Dahoam bleim

 

Dahoam bleim

Jetzt sind alle bayerischen Kinder und Jugendliche daheim. Alles was ins Homeoffice kann, muss daheim arbeiten. Die Stadt, die Gemeinde, das Land – es liegt brach… es hat ein bisschen was von Geisterstimmung.

Wie wir das finden?

Das wissen wir auch noch nicht genau. Hatte von uns ja noch keiner. Was genau ist es denn jetzt, was uns daheim hält? Die Angst? Vor dem Virus? Die Sorge um unsere „Oiden“? Die Sorge um uns selbst? Oder das Verbot? Das Gesetz?

Oder ist es einfach die Vernunft? Vernünftig sein! Einfach mal daheimbleiben. Nicht ins Kino, Konzert, Theater. Nicht auf das nächste Event. Nicht zum Shoppen ins Einkaufszentrum. Gut – Event, Theater, Konzert geht nicht mehr. Ist alles abgesagt. Musen sind geschlossen. Genau genommen ist alles zu, wo sich Menschen begegnen können. Im Oberland wird sogar die Messe in der Kirche abgesagt. Das „Leib Christi“ nicht mehr geteilt und der Messwein bleibt dem Pfarrer allein übrig.

Für mich ist das ein Grund, einen Ausflug in die Münchner Geschichte zu machen – kommt doch mal schnell mit:

Anno Domini 1349

Die Gassen sind eng. Die kleinen Häuschen sind aus Lehm und Stroh gebaut. Gekocht wird über offenem Feuer. Fließendes Wasser gibt es nur in der Isar und in den vielen kleinen Bächen, die durch das mittelalterliche München fließen. Man muss es am Brunnen schöpfen und mühsam nach Hause tragen.

Und die Notdurft, die verrichtet man zu dieser Zeit im Wald, oder im Nachttopf – die Entleerung dieser findet häufig in der Nacht statt – aus dem Fenster auf die Straße. Der Regen spült es dann schon weg.

Es herrscht regen Treiben auf dem „Markt bei den Mönchen“. München ist noch keine 200 Jahre alt. Das Talburgtor lässt täglich viele reisende Händler aus dem Süden in die Stadt. Österreicher mit Salz, Südtiroler mit Speck, Wein und Kräutern. Handelswaren aus aller Herren Länder, die in italienischen Häfen ankommen und von dort aus, nach Norden, nach Bayern und noch weiter transportiert werden.

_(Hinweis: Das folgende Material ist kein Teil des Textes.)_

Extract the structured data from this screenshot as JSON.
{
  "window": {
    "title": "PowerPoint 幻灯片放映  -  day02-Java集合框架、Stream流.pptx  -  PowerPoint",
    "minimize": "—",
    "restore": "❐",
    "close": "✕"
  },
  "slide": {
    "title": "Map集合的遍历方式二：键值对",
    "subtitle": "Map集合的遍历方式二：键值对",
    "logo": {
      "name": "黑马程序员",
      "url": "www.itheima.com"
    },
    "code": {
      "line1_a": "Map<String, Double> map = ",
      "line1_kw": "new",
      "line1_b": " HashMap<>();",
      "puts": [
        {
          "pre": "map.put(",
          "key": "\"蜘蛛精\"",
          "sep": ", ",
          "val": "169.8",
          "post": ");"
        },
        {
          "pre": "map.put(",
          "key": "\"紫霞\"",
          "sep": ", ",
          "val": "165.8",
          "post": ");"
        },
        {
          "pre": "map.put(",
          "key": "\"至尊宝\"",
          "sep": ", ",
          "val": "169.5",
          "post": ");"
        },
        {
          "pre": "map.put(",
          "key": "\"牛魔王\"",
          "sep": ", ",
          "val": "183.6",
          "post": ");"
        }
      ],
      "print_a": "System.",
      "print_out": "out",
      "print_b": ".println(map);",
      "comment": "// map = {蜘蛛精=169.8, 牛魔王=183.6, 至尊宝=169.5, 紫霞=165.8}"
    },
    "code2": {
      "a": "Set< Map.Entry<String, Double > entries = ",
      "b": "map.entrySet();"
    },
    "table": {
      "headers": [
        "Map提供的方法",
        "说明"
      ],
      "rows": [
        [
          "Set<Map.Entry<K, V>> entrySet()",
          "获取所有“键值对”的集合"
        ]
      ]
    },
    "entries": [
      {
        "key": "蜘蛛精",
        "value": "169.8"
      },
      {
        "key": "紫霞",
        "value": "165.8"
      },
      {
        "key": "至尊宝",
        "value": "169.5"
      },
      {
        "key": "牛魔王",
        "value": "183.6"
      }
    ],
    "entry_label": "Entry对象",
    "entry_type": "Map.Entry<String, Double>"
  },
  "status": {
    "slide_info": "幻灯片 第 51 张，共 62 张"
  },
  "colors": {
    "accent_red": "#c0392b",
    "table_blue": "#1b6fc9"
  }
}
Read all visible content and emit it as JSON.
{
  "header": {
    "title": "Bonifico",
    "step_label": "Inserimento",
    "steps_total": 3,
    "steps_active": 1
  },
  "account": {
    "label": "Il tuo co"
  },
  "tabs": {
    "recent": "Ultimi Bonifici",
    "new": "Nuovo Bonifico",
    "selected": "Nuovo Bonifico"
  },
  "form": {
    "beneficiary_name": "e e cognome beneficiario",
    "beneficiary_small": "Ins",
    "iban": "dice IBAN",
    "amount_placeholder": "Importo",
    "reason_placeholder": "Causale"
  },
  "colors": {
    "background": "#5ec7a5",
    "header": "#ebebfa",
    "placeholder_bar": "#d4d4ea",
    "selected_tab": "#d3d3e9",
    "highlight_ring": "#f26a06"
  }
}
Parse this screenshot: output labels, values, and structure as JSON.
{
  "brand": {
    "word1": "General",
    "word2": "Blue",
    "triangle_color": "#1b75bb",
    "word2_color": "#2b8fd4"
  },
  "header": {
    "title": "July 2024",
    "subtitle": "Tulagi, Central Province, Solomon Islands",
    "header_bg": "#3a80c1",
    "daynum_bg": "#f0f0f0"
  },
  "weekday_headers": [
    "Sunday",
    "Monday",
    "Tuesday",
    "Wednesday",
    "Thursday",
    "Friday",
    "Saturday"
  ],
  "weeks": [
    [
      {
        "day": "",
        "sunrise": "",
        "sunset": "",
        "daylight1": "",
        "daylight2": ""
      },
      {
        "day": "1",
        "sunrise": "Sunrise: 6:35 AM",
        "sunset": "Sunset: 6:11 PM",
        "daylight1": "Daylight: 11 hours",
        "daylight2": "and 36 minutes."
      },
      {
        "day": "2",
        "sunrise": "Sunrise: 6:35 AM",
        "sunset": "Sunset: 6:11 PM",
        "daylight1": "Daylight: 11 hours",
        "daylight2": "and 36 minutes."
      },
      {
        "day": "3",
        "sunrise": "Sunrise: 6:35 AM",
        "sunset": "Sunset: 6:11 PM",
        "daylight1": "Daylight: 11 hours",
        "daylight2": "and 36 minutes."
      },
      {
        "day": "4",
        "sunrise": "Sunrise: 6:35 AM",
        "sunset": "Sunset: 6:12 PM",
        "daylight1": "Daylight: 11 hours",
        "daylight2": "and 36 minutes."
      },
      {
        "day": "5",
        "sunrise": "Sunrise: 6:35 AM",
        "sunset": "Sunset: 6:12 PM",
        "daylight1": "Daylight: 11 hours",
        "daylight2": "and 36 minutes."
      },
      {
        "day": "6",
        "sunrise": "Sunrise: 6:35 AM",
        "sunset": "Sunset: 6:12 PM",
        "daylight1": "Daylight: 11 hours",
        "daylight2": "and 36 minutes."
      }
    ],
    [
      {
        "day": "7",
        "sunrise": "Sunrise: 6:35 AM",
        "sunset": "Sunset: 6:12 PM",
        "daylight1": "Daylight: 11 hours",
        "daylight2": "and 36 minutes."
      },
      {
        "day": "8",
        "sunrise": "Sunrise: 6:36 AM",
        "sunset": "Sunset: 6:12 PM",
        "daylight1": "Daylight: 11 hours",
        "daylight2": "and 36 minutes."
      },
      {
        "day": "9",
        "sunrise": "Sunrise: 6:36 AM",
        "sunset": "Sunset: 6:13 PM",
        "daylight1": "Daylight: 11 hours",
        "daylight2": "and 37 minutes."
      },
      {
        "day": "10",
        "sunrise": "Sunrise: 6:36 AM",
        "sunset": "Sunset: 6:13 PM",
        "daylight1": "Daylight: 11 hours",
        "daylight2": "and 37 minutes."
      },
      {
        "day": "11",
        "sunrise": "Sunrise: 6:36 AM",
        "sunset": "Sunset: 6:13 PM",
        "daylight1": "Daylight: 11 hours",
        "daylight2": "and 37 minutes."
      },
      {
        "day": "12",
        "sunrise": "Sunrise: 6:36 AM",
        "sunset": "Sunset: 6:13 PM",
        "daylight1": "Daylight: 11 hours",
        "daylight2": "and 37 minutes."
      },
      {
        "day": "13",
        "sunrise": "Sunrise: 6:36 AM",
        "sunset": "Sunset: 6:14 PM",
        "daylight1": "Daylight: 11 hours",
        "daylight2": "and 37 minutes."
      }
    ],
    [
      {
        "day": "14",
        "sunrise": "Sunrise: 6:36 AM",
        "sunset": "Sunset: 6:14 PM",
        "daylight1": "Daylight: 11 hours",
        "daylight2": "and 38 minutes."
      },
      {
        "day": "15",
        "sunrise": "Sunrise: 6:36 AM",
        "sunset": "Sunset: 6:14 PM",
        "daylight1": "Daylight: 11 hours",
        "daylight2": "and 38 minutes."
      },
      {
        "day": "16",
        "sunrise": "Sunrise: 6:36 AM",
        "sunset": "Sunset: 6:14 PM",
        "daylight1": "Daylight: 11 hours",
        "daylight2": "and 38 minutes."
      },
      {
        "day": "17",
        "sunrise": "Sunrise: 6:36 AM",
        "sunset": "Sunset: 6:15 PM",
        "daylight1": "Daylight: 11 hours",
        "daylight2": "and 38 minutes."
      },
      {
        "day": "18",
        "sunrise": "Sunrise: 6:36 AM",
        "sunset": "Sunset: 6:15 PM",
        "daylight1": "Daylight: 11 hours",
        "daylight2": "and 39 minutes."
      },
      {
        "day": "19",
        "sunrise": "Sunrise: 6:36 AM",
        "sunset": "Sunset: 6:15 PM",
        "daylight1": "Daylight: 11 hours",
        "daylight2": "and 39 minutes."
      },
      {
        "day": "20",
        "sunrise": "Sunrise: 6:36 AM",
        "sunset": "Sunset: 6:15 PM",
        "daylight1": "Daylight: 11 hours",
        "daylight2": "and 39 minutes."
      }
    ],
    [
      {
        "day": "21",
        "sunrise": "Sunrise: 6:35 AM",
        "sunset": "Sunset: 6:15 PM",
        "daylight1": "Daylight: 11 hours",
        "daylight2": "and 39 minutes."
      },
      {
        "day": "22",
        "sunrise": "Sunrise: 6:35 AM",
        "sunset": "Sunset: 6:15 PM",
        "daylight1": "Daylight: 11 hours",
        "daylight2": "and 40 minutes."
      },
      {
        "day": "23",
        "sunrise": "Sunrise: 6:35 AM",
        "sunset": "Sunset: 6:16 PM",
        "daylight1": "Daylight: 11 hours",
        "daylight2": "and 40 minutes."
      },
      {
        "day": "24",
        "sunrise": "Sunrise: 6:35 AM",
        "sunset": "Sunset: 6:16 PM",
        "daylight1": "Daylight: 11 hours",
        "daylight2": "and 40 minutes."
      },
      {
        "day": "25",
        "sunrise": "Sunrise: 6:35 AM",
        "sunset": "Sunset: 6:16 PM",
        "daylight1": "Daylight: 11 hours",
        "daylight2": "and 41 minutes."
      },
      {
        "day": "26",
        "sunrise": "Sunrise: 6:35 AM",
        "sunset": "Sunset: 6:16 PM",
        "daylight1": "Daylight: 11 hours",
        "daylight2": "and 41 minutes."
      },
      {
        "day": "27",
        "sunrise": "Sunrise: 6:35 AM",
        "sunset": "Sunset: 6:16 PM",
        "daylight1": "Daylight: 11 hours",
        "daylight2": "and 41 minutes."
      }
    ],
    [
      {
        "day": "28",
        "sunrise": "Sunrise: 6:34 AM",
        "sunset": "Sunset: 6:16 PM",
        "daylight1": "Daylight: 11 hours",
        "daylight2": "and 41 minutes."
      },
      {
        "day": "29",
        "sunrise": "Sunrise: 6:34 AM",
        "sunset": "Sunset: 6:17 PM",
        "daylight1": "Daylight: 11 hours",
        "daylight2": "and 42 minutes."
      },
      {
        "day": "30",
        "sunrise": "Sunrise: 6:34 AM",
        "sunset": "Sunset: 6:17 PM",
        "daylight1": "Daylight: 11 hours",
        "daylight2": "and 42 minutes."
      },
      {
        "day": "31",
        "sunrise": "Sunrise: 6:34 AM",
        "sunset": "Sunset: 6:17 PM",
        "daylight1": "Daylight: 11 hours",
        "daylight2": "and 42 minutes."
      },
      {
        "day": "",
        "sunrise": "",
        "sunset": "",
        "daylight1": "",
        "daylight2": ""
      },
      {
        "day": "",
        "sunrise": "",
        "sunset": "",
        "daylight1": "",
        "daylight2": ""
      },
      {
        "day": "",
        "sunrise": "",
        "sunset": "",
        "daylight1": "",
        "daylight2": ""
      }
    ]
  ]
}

Marktplatz in München – Der Eier- und Kräutermarkt

 

Mit den Waren, mit den Händlern – mit all den wertvollen Sachen, die es bei uns in München so nicht gibt – kommen allerdings auch ungebetene Gäste. Unauffällig und ohne Zoll zu bezahlen schmuggeln sich die kleinen Gäste versteckt in den Fuhrwerken in die Stadt. Wenn der Fuhrmann absteigt und die Rösser verschnaufen dürfen, dann stehlen sich die Ratten leise und heimlich von ihren Taxis und verschwinden im nächsten Getreidesack. Die Abfahrt ihres Fuhrwerks verpassen sie meist. Macht ihnen aber nichts aus. Schließlich leben sie in dem schönen München wie Gott wie in Frankreich! Schnell finden sie Artgenossen. München wird schnell zur heimlichen Hauptstadt der Ratten. Überall gibt es Futter, Dreck und Abfall. Ein solch großer Handelsplatz, wie der Markt in München, der wirft einiges ab – zumindest für die ungebetenen Vierbeiner. Selbige zeigen sich auch umgehend erkenntlich und bringen ihrerseits kleine, fast unsichtbare Geschenke mit in die neue Stadt. Flöhe. Die beißen die Münchner, springen fröhlich vom einen zum anderen und verteilen so: eine Krankheit, die innerhalb kürzester Zeit eine ganze Stadt lahmlegt. Die die Bevölkerung zur Hälfte ausrottet. Die sich leise, schnell und ohne aufgehalten zu werden durch die Gassen schlängelt und allem Leben den Gar ausmacht. Die Pest hat München erreicht.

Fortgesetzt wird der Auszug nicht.